PET is "metabolic imaging" -- it detects changes in cells as they use energy to grow. It is good at identifying rapidly growing cells, such as cancer cells. PET scans can show cancers before anatomical changes are visible and can distinguish scar tissue from active tumors. As a diagnostic tool, PET can be used as an alternative to biopsy.

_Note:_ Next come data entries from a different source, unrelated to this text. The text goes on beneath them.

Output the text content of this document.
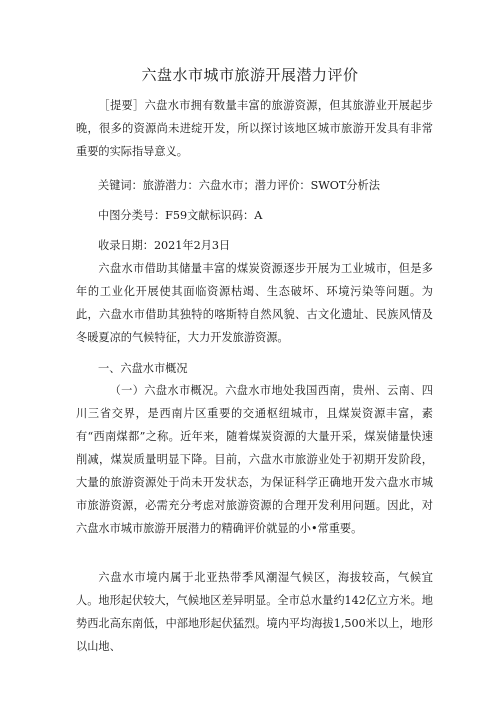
六盘水市城市旅游开展潜力评价
［提要］六盘水市拥有数量丰富的旅游资源，但其旅游业开展起步晚，很多的资源尚未进绽开发，所以探讨该地区城市旅游开发具有非常重要的实际指导意义。
关键词：旅游潜力：六盘水市；潜力评价：SWOT分析法
中图分类号：F59文献标识码：A
收录日期：2021年2月3日
六盘水市借助其储量丰富的煤炭资源逐步开展为工业城市，但是多年的工业化开展使其面临资源枯竭、生态破坏、环境污染等问题。为此，六盘水市借助其独特的喀斯特自然风貌、古文化遗址、民族风情及冬暖夏凉的气候特征，大力开发旅游资源。
一、六盘水市概况
（一）六盘水市概况。六盘水市地处我国西南，贵州、云南、四川三省交界，是西南片区重要的交通枢纽城市，且煤炭资源丰富，素有“西南煤都”之称。近年来，随着煤炭资源的大量开采，煤炭储量快速削减，煤炭质量明显下降。目前，六盘水市旅游业处于初期开发阶段，大量的旅游资源处于尚未开发状态，为保证科学正确地开发六盘水市城市旅游资源，必需充分考虑对旅游资源的合理开发利用问题。因此，对六盘水市城市旅游开展潜力的精确评价就显的小•常重要。
六盘水市境内属于北亚热带季风潮湿气候区，海拔较高，气候宜人。地形起伏较大，气候地区差异明显。全市总水量约142亿立方米。地势西北高东南低，中部地形起伏猛烈。境内平均海拔1,500米以上，地形以山地、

The PET scanner is a technology that allows physicians to examine the heart, brain, liver, tumors and muscle tissue in ways never before possible. It combines the fields of medicine, computer science, chemistry, physics and physiology to study the metabolic function of these body organs. By studying metabolic changes within the body, this technology can detect diseases weeks or months. Besides, PET is considered particularly effective in identifying whether cancer is present or not, if it has spread, if it is responding to treatment, and if a person is cancer free after treatment. Cancers for which PET is considered particularly effective include lung, head and neck, colorectal, esophageal, lymphoma, melanoma, breast, thyroid, cervical, pancreatic, and brain as well as other less-frequently occurring cancers.

Radiopharmaceutical substance FDG 18 (fluorodeoxy glucose), which includes both sugar (glucose) and a radionuclide (a radioactive element) that gives off signals, is injected into the patient. Its emissions are measured by a PET scanner.